Tuesday, Aug 5: 8:30 AM - 10:20 AM
0850
Topic-Contributed Paper Session
Music City Center
Room: CC-205C
Applied
No
Main Sponsor
Section on Risk Analysis
Co Sponsors
IMS
Presentations
In his 1996 paper, Talagrand highlighted that the Law of Large Numbers (LLN)
for independent random variables can be viewed as a geometric property of
multidimensional product spaces. This phenomenon is known as the concentration
of measure. To illustrate this profound connection between geometry and
probability theory, we consider a seemingly intractable geometric problem in
multidimensional Euclidean space and solve it using standard probabilistic
tools such as the LLN and the Central Limit Theorem (CLT).
Speaker
Haim Bar, University of Connecticut
For a 1-factor model in high dimensions, we describe a shrinkage method that improves the sample estimate of the first principal component of the sample covariance matrix by a quantifiable amount. We prove asymptotic theorems when the dimension p tends to infinity while the number of samples n stays bounded. The improved estimator is shown to significantly improve the estimated minimum variance optimization problem subject to an arbitrary number of linear equality constraints. This is joint work with Lisa Goldberg and Hubeyb Gurdogan.

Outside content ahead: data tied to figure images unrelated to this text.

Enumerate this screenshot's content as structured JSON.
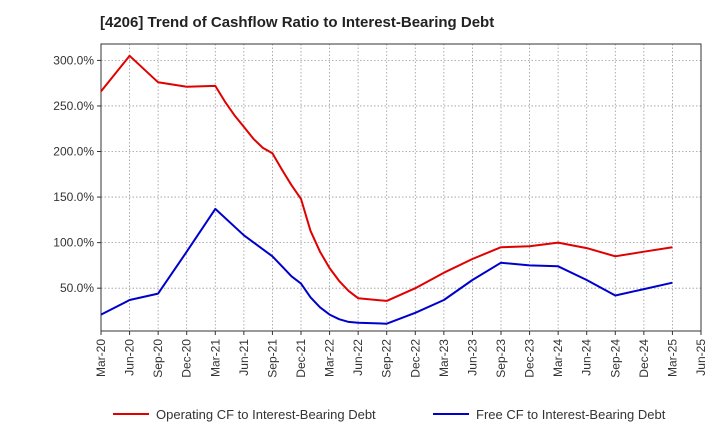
{
  "chart_data": {
    "type": "line",
    "title": "[4206]  Trend of Cashflow Ratio to Interest-Bearing Debt",
    "xlabel": "",
    "ylabel": "",
    "x_ticks": [
      "Mar-20",
      "Jun-20",
      "Sep-20",
      "Dec-20",
      "Mar-21",
      "Jun-21",
      "Sep-21",
      "Dec-21",
      "Mar-22",
      "Jun-22",
      "Sep-22",
      "Dec-22",
      "Mar-23",
      "Jun-23",
      "Sep-23",
      "Dec-23",
      "Mar-24",
      "Jun-24",
      "Sep-24",
      "Dec-24",
      "Mar-25",
      "Jun-25"
    ],
    "y_ticks": [
      50,
      100,
      150,
      200,
      250,
      300
    ],
    "y_tick_labels": [
      "50.0%",
      "100.0%",
      "150.0%",
      "200.0%",
      "250.0%",
      "300.0%"
    ],
    "ylim": [
      3,
      318
    ],
    "grid": true,
    "legend_position": "bottom",
    "series": [
      {
        "name": "Operating CF to Interest-Bearing Debt",
        "color": "#e00000",
        "points": [
          [
            "Mar-20",
            266
          ],
          [
            "Jun-20",
            305
          ],
          [
            "Sep-20",
            276
          ],
          [
            "Dec-20",
            271
          ],
          [
            "Mar-21",
            272
          ],
          [
            "Apr-21",
            255
          ],
          [
            "May-21",
            240
          ],
          [
            "Jun-21",
            227
          ],
          [
            "Jul-21",
            214
          ],
          [
            "Aug-21",
            204
          ],
          [
            "Sep-21",
            198
          ],
          [
            "Oct-21",
            180
          ],
          [
            "Nov-21",
            163
          ],
          [
            "Dec-21",
            148
          ],
          [
            "Jan-22",
            113
          ],
          [
            "Feb-22",
            90
          ],
          [
            "Mar-22",
            72
          ],
          [
            "Apr-22",
            58
          ],
          [
            "May-22",
            47
          ],
          [
            "Jun-22",
            39
          ],
          [
            "Sep-22",
            36
          ],
          [
            "Dec-22",
            50
          ],
          [
            "Mar-23",
            67
          ],
          [
            "Jun-23",
            82
          ],
          [
            "Sep-23",
            95
          ],
          [
            "Dec-23",
            96
          ],
          [
            "Mar-24",
            100
          ],
          [
            "Jun-24",
            94
          ],
          [
            "Sep-24",
            85
          ],
          [
            "Dec-24",
            90
          ],
          [
            "Mar-25",
            95
          ]
        ]
      },
      {
        "name": "Free CF to Interest-Bearing Debt",
        "color": "#0000cc",
        "points": [
          [
            "Mar-20",
            21
          ],
          [
            "Jun-20",
            37
          ],
          [
            "Sep-20",
            44
          ],
          [
            "Dec-20",
            90
          ],
          [
            "Mar-21",
            137
          ],
          [
            "Jun-21",
            108
          ],
          [
            "Sep-21",
            85
          ],
          [
            "Oct-21",
            74
          ],
          [
            "Nov-21",
            63
          ],
          [
            "Dec-21",
            55
          ],
          [
            "Jan-22",
            40
          ],
          [
            "Feb-22",
            29
          ],
          [
            "Mar-22",
            21
          ],
          [
            "Apr-22",
            16
          ],
          [
            "May-22",
            13
          ],
          [
            "Jun-22",
            12
          ],
          [
            "Sep-22",
            11
          ],
          [
            "Dec-22",
            23
          ],
          [
            "Mar-23",
            37
          ],
          [
            "Jun-23",
            59
          ],
          [
            "Sep-23",
            78
          ],
          [
            "Dec-23",
            75
          ],
          [
            "Mar-24",
            74
          ],
          [
            "Jun-24",
            59
          ],
          [
            "Sep-24",
            42
          ],
          [
            "Dec-24",
            49
          ],
          [
            "Mar-25",
            56
          ]
        ]
      }
    ]
  }
}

We describe a version of Stein's paradox for eigenvectors of a sample covariance matrix. It shows, much like Charles Stein did for the sample mean in the 1950s, that in high dimensions, provably better estimators exist. We develop a Stein type estimator for a spiked covariance model that shrinks the spiked eigenvectors to an arbitrary low dimensional subspace. We prove that this estimator has a strictly better mean-squared error in the high dimensional limit, leading to a more accurate low dimensional representation of the data. That this result holds even for a randomly chosen subspace highlights a new paradox in probability and statistics, one that is a consequence of the geometry of high dimensional spaces.
Co-Author
Haim Bar, University of Connecticut
Speaker
Alex Shkolnik, University of California, Santa Barbara
Large covariance estimation plays a central role in high dimensional statistics. We suppose the pairwise correlations among variables are due to a small number of latent factors, which yields a spiked covariance structure where a few large eigenvalues separate from a bulk spectrum. The associated eigenvectors form a population quantity of interest, denoted B, while their empirical counterparts, H, are typically estimated via the leading eigenvectors of the sample covariance matrix. The matrix B^T H (the transpose of B multiplied by H), which captures the alignment between sample and population eigenvectors. This matrix provides a fine grained measure of estimation accuracy. We establish an impossibility theorem showing that for finite sample size, in general, no consistent estimator of B^T H exists as the dimension grows to infinity. This finding has important implications for principal component analysis for high dimensional data with a small sample size, an increasingly relevant setting in data science.